A: I’ve been in touch with an Italian publisher – a big one – for more than two years about Afrodites Basseng. They were positive, but never found the moment to publish it, there were always other priorities or the portfolio was full. They knew about the possibility to receive a monetary help by the Norwegian foundation Norla, but it was probably not enough… Although their promise, I looked for other publishers specialized in Scandinavian literature that already had published through Norla. I’m still waiting. This company – the only one in Italy – is very little, a niche, and requests from Scandinavian translators – free-lance like me and/or within the publishing company – are many, too many. I understand it’s not easy to dwell with everything. Other editors simply are skeptics. The Norwegian moment that followed Gaarder and Fosnes Hansen’s success also in Italy has declined in a season. On the wave of Nobel prize winner Llosa, bookstores are now full of south-American writers, some of doubtful quality. And yet there are South-American novelists who deserve more attention. With this question you touched a very sensitive point of the matter. I can’t simply stand – no more – this way to treat literature as any other market product. Literature, music, figurative art are also “products”, but not only, not simply that. You have to apply a different marketing strategy. If you don’t promote the quality, especially, in the cultural world, but you just go on promoting a “format”, a standard, then you are consciously driving people towards the poorness and emptiness of values. I call it “agony of the intellect”. No surprise then if TV is full of vain talent-shows without talents, and – as you let Hobo say – bookstores are full of cooking books with recipes of the last hour. Well, it’s a more complicated issue that can’t be said in few words and implies many matters. I just try to simplify this way: There is no worst slavery than the “non-choice”.

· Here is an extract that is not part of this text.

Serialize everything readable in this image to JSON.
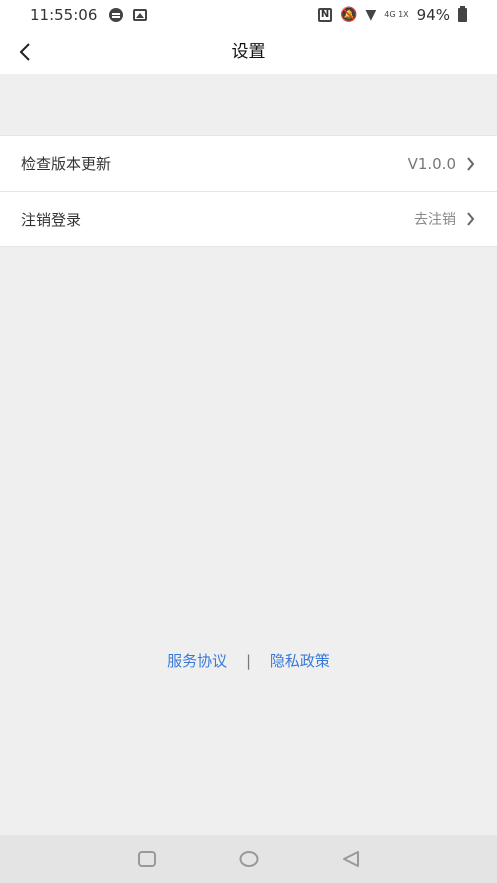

While waiting for a change, I decided to do it myself. At the moment, Hic sunt Leones Press is simply a logo, there is no business behind. But it aspires to become something bigger and not only for Norwegian literature, at this point.
P: I’m a little curious about the name, Hic Sunt Leones Press. Can you please explain?
A: Hic Sunt Leones is a geographical identification that from Roman period until the middle ages was used on maps to identify dangerous places, a way to advice: beware! In that land there are lions and other wild beasts. Take care. Later it became synonymous of “respectful, honorable”, a place you have to approach to with discretion, care, but first of all genuine interest and honesty, otherwise …you’d better run away. For me, now, it means a place of protection and a protected place, under all the points of view, metaphorical and not.
P: So what kind of translations are you working on at the moment? Can we expect more Norwegian books with that logo in the year to come?
A: Absolutely yes. I mean to complete Nygårdshaug’s trilogy with Mengele Zoo and Prest Gotvins geometri and then surely some poetry – Håvard Rem, on the front row. I would like to translate your own romantic novel Humle & Honning, too. And at the same time, I need to know other writers and poets. Any suggestion?